Wichtig: Durch die hohe Temperatur sinkt der Sauerstoffgehalt im Wasser, während der Sauerstoffbedarf der Fische steigt. Eine ausreichende Belüftung ist daher extrem wichtig.

Weitere Infos dazu unter: Sauerstoffmangel im Aquarium.
Zudem benötigen die Fische bei hohen Temperaturen mehr Futter.

Aufsalzen gegen Weißpünktchenkrankheit?

Teilweise wird das Aufsalzen des gesamten Aquarienwassers mit speziellen Salzen empfohlen. Allerdings vertragen das nicht alle Aquarienbewohner, und das Salz lässt sich auch nach der Behandlung nur verdünnen, nicht gänzlich entfernen.
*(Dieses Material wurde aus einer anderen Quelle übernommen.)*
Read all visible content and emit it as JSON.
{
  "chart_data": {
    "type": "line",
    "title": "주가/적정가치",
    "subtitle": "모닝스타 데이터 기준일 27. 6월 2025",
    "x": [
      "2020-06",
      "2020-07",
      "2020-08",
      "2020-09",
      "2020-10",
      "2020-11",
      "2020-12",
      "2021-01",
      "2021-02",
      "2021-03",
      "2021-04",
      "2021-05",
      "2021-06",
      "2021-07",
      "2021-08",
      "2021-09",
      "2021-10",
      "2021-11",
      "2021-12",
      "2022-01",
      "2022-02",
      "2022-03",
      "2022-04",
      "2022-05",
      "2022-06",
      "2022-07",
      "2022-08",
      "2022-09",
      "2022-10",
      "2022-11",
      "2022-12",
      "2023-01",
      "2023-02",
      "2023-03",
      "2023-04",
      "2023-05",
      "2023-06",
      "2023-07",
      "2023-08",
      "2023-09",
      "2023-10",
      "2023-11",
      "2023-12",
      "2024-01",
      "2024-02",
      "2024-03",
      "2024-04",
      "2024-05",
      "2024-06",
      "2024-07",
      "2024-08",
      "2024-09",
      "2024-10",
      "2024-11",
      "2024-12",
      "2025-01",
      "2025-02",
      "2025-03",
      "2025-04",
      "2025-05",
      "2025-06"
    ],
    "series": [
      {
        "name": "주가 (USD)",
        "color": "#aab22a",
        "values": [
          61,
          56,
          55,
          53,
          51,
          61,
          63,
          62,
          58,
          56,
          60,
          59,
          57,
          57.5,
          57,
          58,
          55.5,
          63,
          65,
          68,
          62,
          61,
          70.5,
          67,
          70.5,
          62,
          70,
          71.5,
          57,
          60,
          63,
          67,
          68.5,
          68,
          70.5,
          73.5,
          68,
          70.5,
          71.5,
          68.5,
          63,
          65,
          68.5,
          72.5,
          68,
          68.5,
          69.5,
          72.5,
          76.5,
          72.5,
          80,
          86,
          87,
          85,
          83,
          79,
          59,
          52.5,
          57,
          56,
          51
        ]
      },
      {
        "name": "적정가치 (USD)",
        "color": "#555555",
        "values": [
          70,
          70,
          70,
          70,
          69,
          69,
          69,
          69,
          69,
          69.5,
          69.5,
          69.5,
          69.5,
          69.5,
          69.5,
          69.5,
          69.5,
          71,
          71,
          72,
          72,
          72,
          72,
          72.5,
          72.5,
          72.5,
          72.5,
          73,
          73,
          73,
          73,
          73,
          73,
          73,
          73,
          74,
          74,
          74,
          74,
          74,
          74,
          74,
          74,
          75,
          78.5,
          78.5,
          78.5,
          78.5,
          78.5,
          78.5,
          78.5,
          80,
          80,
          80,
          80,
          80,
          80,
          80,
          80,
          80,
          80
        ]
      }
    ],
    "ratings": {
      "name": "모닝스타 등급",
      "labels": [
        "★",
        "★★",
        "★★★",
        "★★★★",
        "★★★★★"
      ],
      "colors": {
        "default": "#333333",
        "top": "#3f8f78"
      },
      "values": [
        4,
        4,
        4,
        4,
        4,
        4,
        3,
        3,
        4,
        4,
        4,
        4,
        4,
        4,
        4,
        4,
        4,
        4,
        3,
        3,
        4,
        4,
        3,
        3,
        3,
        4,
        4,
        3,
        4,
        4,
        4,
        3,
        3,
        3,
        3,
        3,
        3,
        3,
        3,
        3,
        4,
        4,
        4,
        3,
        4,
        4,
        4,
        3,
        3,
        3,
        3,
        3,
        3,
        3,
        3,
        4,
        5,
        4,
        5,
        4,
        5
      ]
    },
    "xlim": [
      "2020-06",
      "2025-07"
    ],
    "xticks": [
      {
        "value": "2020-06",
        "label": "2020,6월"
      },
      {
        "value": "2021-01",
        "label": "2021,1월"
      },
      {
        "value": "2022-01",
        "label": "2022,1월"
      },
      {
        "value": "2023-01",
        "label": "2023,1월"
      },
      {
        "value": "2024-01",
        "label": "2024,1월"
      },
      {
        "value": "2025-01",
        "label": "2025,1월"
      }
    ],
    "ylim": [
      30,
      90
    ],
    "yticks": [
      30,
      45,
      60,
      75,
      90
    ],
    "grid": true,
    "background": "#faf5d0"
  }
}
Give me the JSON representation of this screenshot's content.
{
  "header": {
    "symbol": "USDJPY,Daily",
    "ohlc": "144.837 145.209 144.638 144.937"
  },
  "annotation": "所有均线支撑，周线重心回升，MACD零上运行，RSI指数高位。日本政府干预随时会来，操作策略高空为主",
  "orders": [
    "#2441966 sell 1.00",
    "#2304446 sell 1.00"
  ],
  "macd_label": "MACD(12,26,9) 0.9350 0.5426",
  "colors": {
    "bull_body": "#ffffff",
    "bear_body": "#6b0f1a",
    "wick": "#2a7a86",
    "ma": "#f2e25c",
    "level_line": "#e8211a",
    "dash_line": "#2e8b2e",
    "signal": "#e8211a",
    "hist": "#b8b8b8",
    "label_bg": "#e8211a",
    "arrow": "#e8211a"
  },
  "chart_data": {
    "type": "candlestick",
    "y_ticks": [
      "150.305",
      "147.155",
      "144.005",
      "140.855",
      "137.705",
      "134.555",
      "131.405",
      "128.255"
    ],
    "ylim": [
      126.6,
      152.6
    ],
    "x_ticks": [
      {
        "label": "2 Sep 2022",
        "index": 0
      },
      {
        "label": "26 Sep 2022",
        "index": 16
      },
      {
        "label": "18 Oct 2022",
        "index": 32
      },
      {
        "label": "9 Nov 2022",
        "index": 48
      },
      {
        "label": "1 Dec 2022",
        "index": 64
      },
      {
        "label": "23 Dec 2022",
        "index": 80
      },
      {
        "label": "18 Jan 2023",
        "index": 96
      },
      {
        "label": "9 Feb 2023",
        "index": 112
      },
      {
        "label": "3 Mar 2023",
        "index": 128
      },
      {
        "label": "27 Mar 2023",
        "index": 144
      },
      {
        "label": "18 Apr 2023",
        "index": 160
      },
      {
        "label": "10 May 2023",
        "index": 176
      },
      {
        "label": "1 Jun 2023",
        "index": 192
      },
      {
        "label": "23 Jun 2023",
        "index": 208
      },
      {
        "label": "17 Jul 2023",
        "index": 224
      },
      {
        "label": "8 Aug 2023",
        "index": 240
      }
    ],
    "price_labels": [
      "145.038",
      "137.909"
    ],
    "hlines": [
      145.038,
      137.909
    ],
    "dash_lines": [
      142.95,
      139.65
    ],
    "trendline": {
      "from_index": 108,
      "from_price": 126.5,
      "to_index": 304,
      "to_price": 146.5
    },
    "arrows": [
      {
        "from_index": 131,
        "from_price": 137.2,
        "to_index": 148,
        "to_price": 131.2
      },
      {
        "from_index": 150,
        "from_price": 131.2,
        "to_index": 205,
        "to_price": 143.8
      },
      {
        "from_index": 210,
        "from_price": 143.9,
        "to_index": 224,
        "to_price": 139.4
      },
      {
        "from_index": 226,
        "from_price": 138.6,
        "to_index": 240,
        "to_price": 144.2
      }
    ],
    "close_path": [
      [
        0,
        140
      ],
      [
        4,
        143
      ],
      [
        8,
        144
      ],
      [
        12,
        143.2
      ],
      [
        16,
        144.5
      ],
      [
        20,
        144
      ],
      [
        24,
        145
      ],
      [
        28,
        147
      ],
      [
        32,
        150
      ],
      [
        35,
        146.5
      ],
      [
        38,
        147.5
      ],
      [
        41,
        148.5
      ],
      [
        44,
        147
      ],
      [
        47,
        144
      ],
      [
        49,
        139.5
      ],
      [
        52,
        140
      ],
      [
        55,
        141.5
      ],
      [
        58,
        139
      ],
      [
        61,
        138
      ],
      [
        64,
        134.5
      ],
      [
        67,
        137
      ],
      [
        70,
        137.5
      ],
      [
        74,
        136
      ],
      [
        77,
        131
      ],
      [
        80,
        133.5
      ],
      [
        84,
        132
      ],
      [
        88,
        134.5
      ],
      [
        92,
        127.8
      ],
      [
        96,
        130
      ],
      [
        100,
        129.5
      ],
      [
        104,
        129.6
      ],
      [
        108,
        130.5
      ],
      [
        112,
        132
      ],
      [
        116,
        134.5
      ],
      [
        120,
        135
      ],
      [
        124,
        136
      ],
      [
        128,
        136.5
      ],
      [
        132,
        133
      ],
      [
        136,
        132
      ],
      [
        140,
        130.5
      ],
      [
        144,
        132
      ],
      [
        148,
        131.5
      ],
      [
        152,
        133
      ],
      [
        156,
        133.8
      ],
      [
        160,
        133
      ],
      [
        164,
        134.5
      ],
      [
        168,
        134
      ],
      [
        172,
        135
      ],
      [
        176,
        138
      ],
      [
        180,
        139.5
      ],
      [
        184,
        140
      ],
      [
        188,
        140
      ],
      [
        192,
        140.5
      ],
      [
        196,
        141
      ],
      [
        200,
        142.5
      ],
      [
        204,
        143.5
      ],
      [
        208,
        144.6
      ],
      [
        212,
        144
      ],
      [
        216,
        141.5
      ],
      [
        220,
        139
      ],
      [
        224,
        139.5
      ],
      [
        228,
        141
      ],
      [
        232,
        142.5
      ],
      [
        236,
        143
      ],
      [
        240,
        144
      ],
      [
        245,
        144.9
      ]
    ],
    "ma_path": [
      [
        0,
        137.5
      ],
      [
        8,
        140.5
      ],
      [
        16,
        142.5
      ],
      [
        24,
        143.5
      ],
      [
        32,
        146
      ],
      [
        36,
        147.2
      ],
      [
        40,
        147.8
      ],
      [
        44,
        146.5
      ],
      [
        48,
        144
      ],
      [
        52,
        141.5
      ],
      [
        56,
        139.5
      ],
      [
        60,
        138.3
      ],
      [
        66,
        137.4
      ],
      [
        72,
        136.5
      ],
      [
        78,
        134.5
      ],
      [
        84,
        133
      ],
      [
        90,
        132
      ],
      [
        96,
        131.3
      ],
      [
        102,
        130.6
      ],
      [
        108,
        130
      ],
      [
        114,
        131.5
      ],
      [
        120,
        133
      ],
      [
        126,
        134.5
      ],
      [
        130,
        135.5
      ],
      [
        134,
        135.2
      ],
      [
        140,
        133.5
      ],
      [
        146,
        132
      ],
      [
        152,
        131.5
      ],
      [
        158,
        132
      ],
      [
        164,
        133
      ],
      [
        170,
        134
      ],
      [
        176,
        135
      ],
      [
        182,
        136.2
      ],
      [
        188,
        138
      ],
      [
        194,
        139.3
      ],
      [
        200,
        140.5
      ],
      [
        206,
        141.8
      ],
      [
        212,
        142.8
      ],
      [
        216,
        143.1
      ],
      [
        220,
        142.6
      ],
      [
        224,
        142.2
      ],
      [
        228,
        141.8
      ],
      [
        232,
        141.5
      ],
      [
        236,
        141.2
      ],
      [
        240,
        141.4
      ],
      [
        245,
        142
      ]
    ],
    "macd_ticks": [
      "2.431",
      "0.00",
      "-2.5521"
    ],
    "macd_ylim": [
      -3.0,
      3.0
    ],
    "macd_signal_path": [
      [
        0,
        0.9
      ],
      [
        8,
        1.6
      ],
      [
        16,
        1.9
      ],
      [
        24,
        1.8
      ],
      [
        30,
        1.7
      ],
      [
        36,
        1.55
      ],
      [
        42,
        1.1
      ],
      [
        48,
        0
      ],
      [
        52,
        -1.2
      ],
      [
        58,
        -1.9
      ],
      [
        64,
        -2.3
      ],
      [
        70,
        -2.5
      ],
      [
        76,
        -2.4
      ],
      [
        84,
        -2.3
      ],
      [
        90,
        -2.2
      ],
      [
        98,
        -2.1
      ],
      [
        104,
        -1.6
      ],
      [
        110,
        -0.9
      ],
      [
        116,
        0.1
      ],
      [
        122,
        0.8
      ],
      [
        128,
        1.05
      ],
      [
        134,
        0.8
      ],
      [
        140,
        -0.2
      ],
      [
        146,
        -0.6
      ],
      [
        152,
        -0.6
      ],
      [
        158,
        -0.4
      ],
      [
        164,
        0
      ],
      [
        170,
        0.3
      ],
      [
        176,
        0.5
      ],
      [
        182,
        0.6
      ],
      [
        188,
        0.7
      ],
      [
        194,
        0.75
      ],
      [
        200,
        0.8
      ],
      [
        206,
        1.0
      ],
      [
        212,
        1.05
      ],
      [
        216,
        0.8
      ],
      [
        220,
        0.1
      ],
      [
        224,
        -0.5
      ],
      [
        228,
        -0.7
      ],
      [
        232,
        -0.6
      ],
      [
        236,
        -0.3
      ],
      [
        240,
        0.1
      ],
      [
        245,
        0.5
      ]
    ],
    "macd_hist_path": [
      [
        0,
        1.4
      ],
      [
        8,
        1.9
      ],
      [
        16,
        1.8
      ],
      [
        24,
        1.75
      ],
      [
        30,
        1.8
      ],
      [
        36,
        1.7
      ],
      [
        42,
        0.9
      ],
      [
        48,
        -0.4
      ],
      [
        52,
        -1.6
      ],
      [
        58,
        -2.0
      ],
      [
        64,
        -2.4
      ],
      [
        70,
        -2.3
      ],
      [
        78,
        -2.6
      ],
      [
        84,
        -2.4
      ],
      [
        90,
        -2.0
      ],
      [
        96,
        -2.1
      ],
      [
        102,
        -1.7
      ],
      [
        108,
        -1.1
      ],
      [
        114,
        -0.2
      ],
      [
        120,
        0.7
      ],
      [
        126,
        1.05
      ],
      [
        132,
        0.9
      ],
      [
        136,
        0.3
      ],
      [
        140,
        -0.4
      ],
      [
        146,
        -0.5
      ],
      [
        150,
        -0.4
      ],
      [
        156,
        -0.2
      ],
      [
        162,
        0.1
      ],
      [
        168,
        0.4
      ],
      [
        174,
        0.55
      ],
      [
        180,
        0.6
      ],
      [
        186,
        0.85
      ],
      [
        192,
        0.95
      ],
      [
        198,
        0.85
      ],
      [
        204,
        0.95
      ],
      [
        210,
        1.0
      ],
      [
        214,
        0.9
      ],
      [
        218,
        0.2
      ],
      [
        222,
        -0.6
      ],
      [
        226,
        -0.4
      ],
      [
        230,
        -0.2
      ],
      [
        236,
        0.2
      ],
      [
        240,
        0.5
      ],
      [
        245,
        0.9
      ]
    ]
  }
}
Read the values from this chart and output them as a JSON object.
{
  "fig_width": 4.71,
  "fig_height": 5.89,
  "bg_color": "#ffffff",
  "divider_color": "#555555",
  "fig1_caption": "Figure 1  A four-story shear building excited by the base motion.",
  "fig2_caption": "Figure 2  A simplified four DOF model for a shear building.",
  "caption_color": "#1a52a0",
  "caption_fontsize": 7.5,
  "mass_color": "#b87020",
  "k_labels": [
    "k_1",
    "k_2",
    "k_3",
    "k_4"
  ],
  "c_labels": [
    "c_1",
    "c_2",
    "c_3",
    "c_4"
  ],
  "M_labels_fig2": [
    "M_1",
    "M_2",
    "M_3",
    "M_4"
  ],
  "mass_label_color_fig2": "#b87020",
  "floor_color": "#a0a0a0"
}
Daher wird von dieser experimentellen Methode abgeraten.


Weißpünktchenkrankheit vorbeugen

Ichthyophthirius ist ein Schwächeparasit, der bevorzugt geschwächte und gestresste Fische befällt.

Gute Haltungsbedingungen sind daher die beste Prophylaxe.

Neuzugänge, eine größere Pflegemaßnahme, aber auch vernachlässigte Wasserparameter können zu einem Ausbruch der Krankheit führen.

Dabei sind häufig nicht die Neuankömmlinge die Überträger.

Einige Fischarten können den Parasiten permanent in ihren Kiemen tragen, ohne dass es zu einem Ausbruch kommt – ein starkes Immunsystem verhindert diesen. Kommt es dann allerdings zu einer Schwächung des Immunsystems bricht der Befall aus.